Internationally, the standard strip width is approximately 1 cm, referred to as a sub-cell. These sub-cells are connected in series internally. Therefore, the output current of an integrated solar cell is the current of each sub-cell, and the total output voltage is the series voltage of all sub-cells. In practical applications, the structure and area of the cell can be selected according to the required current and voltage to fabricate amorphous silicon solar cells.
The first layer is ordinary glass, which serves as the base for the battery.
The second layer is TCO, or transparent oxide conductive film.
On the one hand, light passes through it and is absorbed by the battery, so it needs high light transmittance; on the other hand, as an electrode of the battery, it needs to be conductive. TCO is generally fabricated with a textured surface, mainly to reduce reflected light and thus increase light absorption. Solar cells are formed by depositing these two layers as substrates.
The first layer of a solar cell is the P-layer, also known as the window layer; the second is the i-layer, the intrinsic layer of the solar cell, where photogenerated carriers are mainly generated; then comes the n-layer, which connects the i-electrode and the back electrode. Finally, there are the back electrode and the Al/Ag electrode.
Due to the numerous defects in a-Si (amorphous silicon), the pn junction of a-Si is unstable, and its photoconductivity is negligible under illumination, resulting in almost no effective charge collection. Therefore, the basic structure of a-Si solar cells is not a pn junction but a pin junction. Boron doping forms the P-region, phosphorus doping forms the n-region, and the i-region is the intrinsic layer, which is undoped or lightly doped (because undoped a-Si is weakly n-type). The heavily doped p and n regions form a built-in potential inside the cell to collect charge.
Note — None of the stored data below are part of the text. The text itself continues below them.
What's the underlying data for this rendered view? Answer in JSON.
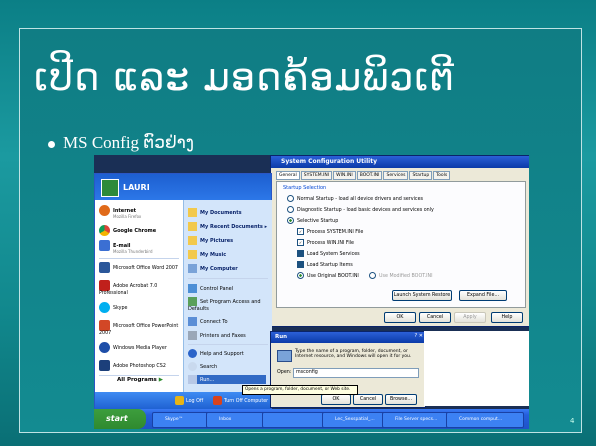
{
  "slide": {
    "title": "ເປີດ ແລະ ມອດຄ້ອມພິວເຕີ",
    "bullet": "MS Config ຕົວຢ່າງ",
    "page_number": "4"
  },
  "msconfig": {
    "title": "System Configuration Utility",
    "tabs": [
      "General",
      "SYSTEM.INI",
      "WIN.INI",
      "BOOT.INI",
      "Services",
      "Startup",
      "Tools"
    ],
    "group_label": "Startup Selection",
    "normal": "Normal Startup - load all device drivers and services",
    "diagnostic": "Diagnostic Startup - load basic devices and services only",
    "selective": "Selective Startup",
    "items": [
      "Process SYSTEM.INI File",
      "Process WIN.INI File",
      "Load System Services",
      "Load Startup Items"
    ],
    "use_original": "Use Original BOOT.INI",
    "use_modified": "Use Modified BOOT.INI",
    "launch_restore": "Launch System Restore",
    "expand_file": "Expand File...",
    "ok": "OK",
    "cancel": "Cancel",
    "apply": "Apply",
    "help": "Help"
  },
  "start_menu": {
    "user": "LAURI",
    "left": [
      {
        "title": "Internet",
        "sub": "Mozilla Firefox"
      },
      {
        "title": "Google Chrome",
        "sub": ""
      },
      {
        "title": "E-mail",
        "sub": "Mozilla Thunderbird"
      },
      {
        "title": "Microsoft Office Word 2007",
        "sub": ""
      },
      {
        "title": "Adobe Acrobat 7.0 Professional",
        "sub": ""
      },
      {
        "title": "Skype",
        "sub": ""
      },
      {
        "title": "Microsoft Office PowerPoint 2007",
        "sub": ""
      },
      {
        "title": "Windows Media Player",
        "sub": ""
      },
      {
        "title": "Adobe Photoshop CS2",
        "sub": ""
      }
    ],
    "right": [
      "My Documents",
      "My Recent Documents",
      "My Pictures",
      "My Music",
      "My Computer",
      "Control Panel",
      "Set Program Access and Defaults",
      "Connect To",
      "Printers and Faxes",
      "Help and Support",
      "Search",
      "Run..."
    ],
    "all_programs": "All Programs",
    "log_off": "Log Off",
    "turn_off": "Turn Off Computer"
  },
  "run_dialog": {
    "title": "Run",
    "description": "Type the name of a program, folder, document, or Internet resource, and Windows will open it for you.",
    "open_label": "Open:",
    "open_value": "msconfig",
    "ok": "OK",
    "cancel": "Cancel",
    "browse": "Browse..."
  },
  "tooltip": "Opens a program, folder, document, or Web site.",
  "taskbar": {
    "start": "start",
    "tasks": [
      "Skype™",
      "Inbox",
      "",
      "Lec_Sexspatial_...",
      "File Server specs...",
      "Common comput..."
    ]
  }
}
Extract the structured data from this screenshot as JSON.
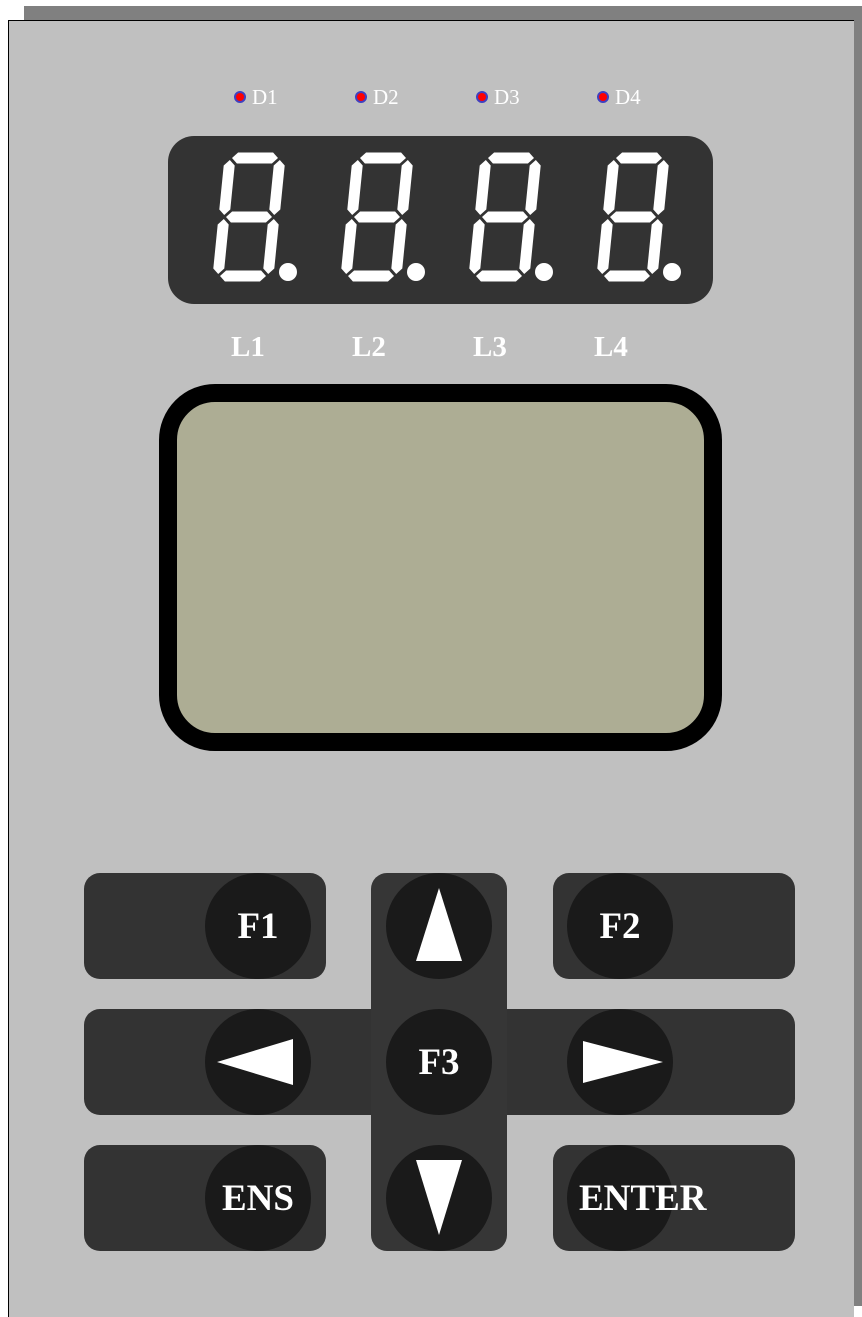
{
  "leds": [
    {
      "label": "D1",
      "color": "#ff0000"
    },
    {
      "label": "D2",
      "color": "#ff0000"
    },
    {
      "label": "D3",
      "color": "#ff0000"
    },
    {
      "label": "D4",
      "color": "#ff0000"
    }
  ],
  "display": {
    "digits": [
      "8.",
      "8.",
      "8.",
      "8."
    ],
    "segment_color": "#ffffff",
    "background_color": "#333333"
  },
  "line_labels": [
    "L1",
    "L2",
    "L3",
    "L4"
  ],
  "lcd": {
    "background_color": "#adad94",
    "text": ""
  },
  "keys": {
    "f1": "F1",
    "f2": "F2",
    "f3": "F3",
    "ens": "ENS",
    "enter": "ENTER",
    "up_icon": "up-arrow-icon",
    "down_icon": "down-arrow-icon",
    "left_icon": "left-arrow-icon",
    "right_icon": "right-arrow-icon"
  }
}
Simultaneously, both can form ohmic contacts with the conductive electrodes to provide power to the external circuitry. The i-region is the photosensitive region, where photogenerated electrons and holes are the source of photovoltaic power. The goal is to maximize the absorption of incident light into the i-region and effectively convert it into electrical energy. Therefore, the i-region must both maximize the absorption of incident light and maximize the transport of photogenerated carriers to the external circuitry.
The long-range disorder of amorphous silicon structures disrupts the momentum conservation selection rule for electronic transitions in crystalline silicon, effectively transforming it from an indirect bandgap material into a direct bandgap material. It exhibits a very high absorption coefficient for photons; typically, a layer of a-Si with a thickness of around 0.5 μm can absorb almost all light in the sensitive spectral region. Therefore, the thickness of a-Si cells with pin structures is approximately 0.5 μm, while the thickness of the p and n layers, which constitute the dead light absorption region, is on the order of 10 nm.